Zamość został założony w szczerym polu (lub jak mówią historycy "na surowym korzeniu"). Było to nie lada zadanie. Fundator musiał zadbać o potężne środki finansowe na ten cel, zatrudnić specjalistów od budowlanki, postarać się o odpowiednie materiały, ale także o poparcie króla, a nawet akceptację Stolicy Apostolskiej. Potrzebny był także odpowiedni projekt budowy miasta.

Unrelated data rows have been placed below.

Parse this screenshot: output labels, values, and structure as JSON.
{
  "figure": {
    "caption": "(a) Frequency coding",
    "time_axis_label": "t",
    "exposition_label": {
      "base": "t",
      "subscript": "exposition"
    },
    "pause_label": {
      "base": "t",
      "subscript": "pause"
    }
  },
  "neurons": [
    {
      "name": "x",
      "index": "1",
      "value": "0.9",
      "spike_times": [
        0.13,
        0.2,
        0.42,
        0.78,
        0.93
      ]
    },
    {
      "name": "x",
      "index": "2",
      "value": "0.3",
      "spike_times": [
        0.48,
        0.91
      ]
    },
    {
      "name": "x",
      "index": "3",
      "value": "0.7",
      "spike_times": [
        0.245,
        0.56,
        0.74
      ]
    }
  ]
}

Teresa Zarębska w swoim studium "Zamość – miasto idealne i jego realizacja" pisze, iż taki plan na pewno istniał, ale nie powstał "od jednego rzutu" lecz rozwijano go przez pierwsze ćwierćwiecze budowy miasta.

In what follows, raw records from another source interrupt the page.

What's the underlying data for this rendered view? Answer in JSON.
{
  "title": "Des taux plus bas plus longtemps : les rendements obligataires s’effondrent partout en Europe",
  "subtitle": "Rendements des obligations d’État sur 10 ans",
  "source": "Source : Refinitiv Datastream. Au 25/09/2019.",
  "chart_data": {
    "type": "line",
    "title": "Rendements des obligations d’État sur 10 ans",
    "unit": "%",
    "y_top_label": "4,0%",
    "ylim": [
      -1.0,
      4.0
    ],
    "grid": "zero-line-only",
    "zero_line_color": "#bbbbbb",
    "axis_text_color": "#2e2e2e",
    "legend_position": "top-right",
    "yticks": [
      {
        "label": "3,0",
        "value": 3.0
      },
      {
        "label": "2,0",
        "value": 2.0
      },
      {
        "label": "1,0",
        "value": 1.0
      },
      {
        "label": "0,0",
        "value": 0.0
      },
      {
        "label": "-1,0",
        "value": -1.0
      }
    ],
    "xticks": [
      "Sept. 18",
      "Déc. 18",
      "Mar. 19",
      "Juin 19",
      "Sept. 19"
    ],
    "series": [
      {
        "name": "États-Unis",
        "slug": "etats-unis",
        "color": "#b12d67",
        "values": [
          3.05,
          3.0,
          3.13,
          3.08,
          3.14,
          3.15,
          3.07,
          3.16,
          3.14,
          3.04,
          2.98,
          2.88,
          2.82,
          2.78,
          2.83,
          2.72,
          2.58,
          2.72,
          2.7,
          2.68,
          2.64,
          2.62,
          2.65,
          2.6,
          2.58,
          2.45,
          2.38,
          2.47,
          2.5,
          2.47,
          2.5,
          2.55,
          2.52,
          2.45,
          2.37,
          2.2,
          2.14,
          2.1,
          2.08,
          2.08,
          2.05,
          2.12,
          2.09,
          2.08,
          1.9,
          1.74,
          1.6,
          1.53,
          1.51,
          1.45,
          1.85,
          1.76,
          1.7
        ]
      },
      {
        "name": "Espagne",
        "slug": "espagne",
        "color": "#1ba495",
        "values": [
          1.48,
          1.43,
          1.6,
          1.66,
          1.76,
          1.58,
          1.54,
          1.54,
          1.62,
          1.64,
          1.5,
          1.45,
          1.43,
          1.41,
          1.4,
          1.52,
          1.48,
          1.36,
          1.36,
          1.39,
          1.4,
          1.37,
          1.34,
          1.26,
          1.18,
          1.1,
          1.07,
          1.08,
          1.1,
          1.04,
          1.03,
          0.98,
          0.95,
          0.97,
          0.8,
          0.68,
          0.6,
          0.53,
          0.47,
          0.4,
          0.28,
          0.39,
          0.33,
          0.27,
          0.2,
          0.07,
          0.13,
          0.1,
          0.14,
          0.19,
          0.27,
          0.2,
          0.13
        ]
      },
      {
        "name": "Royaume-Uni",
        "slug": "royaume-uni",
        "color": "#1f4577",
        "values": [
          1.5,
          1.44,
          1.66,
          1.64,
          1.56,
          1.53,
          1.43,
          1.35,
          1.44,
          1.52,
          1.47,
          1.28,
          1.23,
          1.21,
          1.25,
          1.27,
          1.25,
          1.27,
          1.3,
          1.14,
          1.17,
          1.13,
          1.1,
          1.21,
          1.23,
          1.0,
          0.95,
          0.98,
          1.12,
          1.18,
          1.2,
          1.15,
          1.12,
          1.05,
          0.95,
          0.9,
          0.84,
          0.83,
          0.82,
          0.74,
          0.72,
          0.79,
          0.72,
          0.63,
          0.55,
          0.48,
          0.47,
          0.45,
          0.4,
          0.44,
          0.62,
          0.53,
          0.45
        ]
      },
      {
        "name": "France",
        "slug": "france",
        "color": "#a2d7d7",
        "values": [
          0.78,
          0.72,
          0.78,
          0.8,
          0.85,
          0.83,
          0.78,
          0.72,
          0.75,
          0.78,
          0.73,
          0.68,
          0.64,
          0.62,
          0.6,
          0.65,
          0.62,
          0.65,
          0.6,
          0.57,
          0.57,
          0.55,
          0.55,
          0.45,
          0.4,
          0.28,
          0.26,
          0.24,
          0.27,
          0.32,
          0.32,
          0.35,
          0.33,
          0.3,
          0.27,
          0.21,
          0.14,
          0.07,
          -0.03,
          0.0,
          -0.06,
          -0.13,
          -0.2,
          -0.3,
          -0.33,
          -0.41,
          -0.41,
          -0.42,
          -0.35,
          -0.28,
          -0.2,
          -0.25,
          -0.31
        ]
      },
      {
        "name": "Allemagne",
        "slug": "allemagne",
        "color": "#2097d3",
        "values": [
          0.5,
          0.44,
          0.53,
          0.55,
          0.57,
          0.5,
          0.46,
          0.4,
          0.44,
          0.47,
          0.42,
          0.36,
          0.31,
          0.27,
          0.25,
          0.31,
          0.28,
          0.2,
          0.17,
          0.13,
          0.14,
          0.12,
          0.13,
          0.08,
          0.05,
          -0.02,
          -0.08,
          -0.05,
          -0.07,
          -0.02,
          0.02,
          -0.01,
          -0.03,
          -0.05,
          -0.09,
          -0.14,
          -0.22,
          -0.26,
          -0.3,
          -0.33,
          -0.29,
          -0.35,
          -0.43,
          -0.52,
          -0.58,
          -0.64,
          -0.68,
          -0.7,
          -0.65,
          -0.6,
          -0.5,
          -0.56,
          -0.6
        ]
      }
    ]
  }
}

Wszystkie, ważniejsze przygotowania i roboty prowadzono zapewne pod kierunkiem wybitnego architekta Bernarda Moranda. W Zamościu pracował on od 1578 r. do śmierci w 1600 r. Jego dziełem były najważniejsze miejskie budowle: pałac, ratusz, kolegiata, arsenał, dwie bramy miejskie: Lwowska i Lubelska oraz m.in. wspaniałe fortyfikacje.

Nie od początku doceniano jego zalety i zdolności. Dowiadujemy się tego z "Archiwum Jana Zamoyskiego, kanclerza i hetmana wielkiego koronnego" (publikacja została wydana w 1904 r. nakładem hr. Maurycego ordynata Zamoyskiego). Zamieszczono tam list Macieja Topornickiego, starosty zamechskiego do fundatora miasta, który przebywał wówczas m.in. na Litwie i w Inflantach. Topornicki zdaje w nim sprawę z robót przy budowie "późniejszego Nowego Zamościa".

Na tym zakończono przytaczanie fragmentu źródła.